There is no stopping SkyTeam – they seem intent on recruiting every airline with a poor safety record they can find. The news that China Airlines is to join the alliance next year means that they really only need to add Cubana and a couple of Indonesian domestic carriers and they will have a full house.
Look at any table of airline accidents over the last twenty or thirty years and you will see that Aeroflot, Korean Air, China Airlines and Air France are fairly high on the list. If you adjust the figures for the size of the airline then you can add Kenya Airways and Tarom. The only major accident-prone airline missing is Turkish Airlines which, somehow, missed the grip of SkyTeam and joined Star Alliance.

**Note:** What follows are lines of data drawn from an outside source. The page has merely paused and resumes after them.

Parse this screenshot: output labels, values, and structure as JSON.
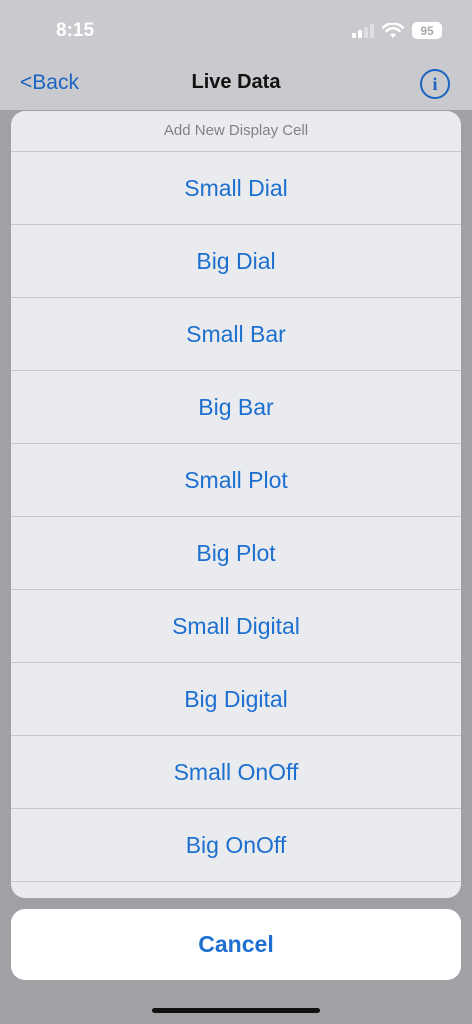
{
  "status": {
    "time": "8:15",
    "battery": "95"
  },
  "nav": {
    "back_label": "<Back",
    "title": "Live Data",
    "info_glyph": "i"
  },
  "sheet": {
    "title": "Add New Display Cell",
    "options": [
      "Small Dial",
      "Big Dial",
      "Small Bar",
      "Big Bar",
      "Small Plot",
      "Big Plot",
      "Small Digital",
      "Big Digital",
      "Small OnOff",
      "Big OnOff"
    ],
    "cancel_label": "Cancel"
  },
  "colors": {
    "accent": "#1d6fd0",
    "sheet_bg": "#e9ebee",
    "dim_bg": "#a7a9ad"
  }
}
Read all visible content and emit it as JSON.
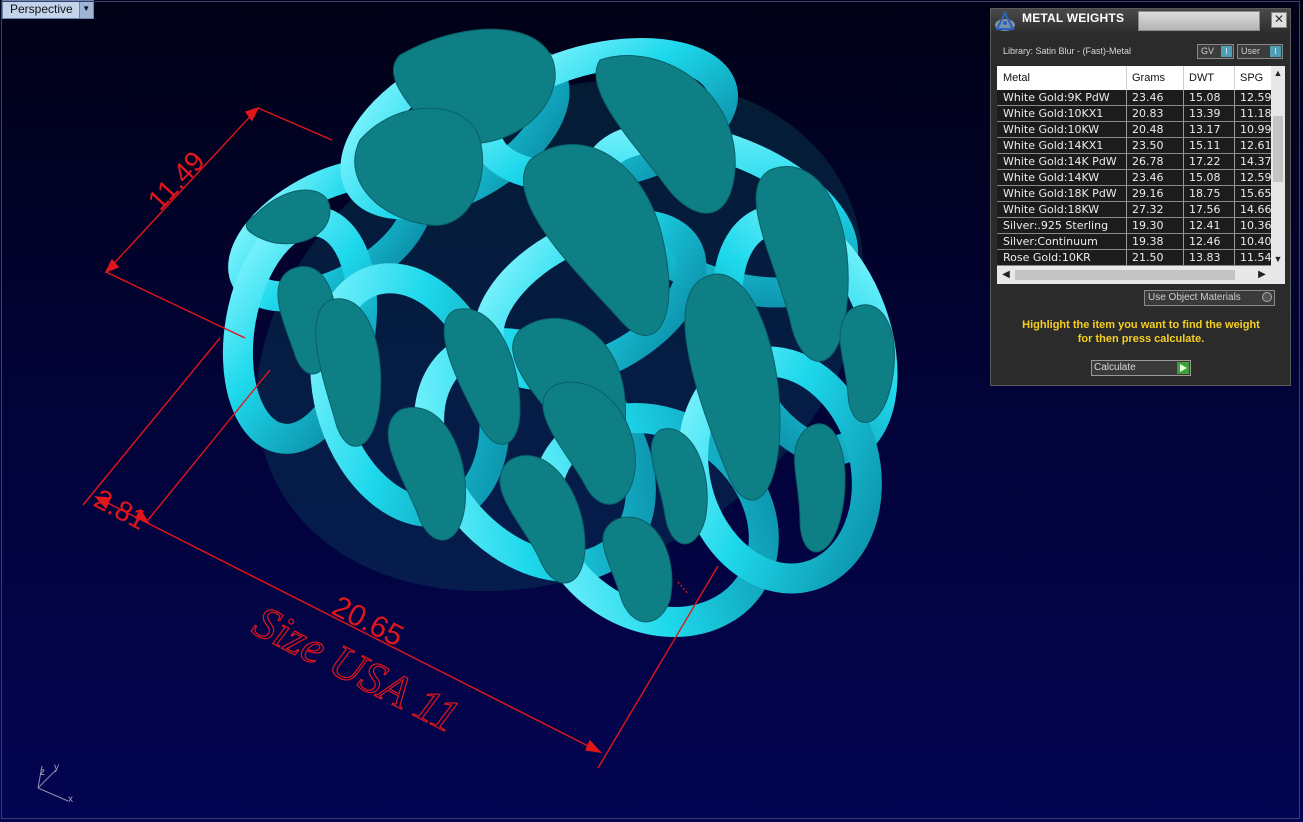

Airline accidents are so rare that statistics can be misleading but they have happened sufficiently frequently at some of these carriers to suggest that they have had a genuine problem. All of them have improved in the last few years (particularly Korean Air, China Airlines and Tarom) but it can take a long time to change the culture of a large airline. Paradoxically, Delta, one of the world’s safest airlines, and a company that commands worldwide respect for its safety culture, is also a member of SkyTeam. Delta have given considerable assistance to Korean Air and Air France in the last few years.
The Chief Executive of a mainland Chinese airline that is considering joining an alliance summed up the situation quite succinctly. “One World is an alliance of the rich airlines, Star Alliance has many members so we are looking at joining SkyTeam”
Sadly, that is the position of SkyTeam – the alliance for airlines that can’t join one of the other two.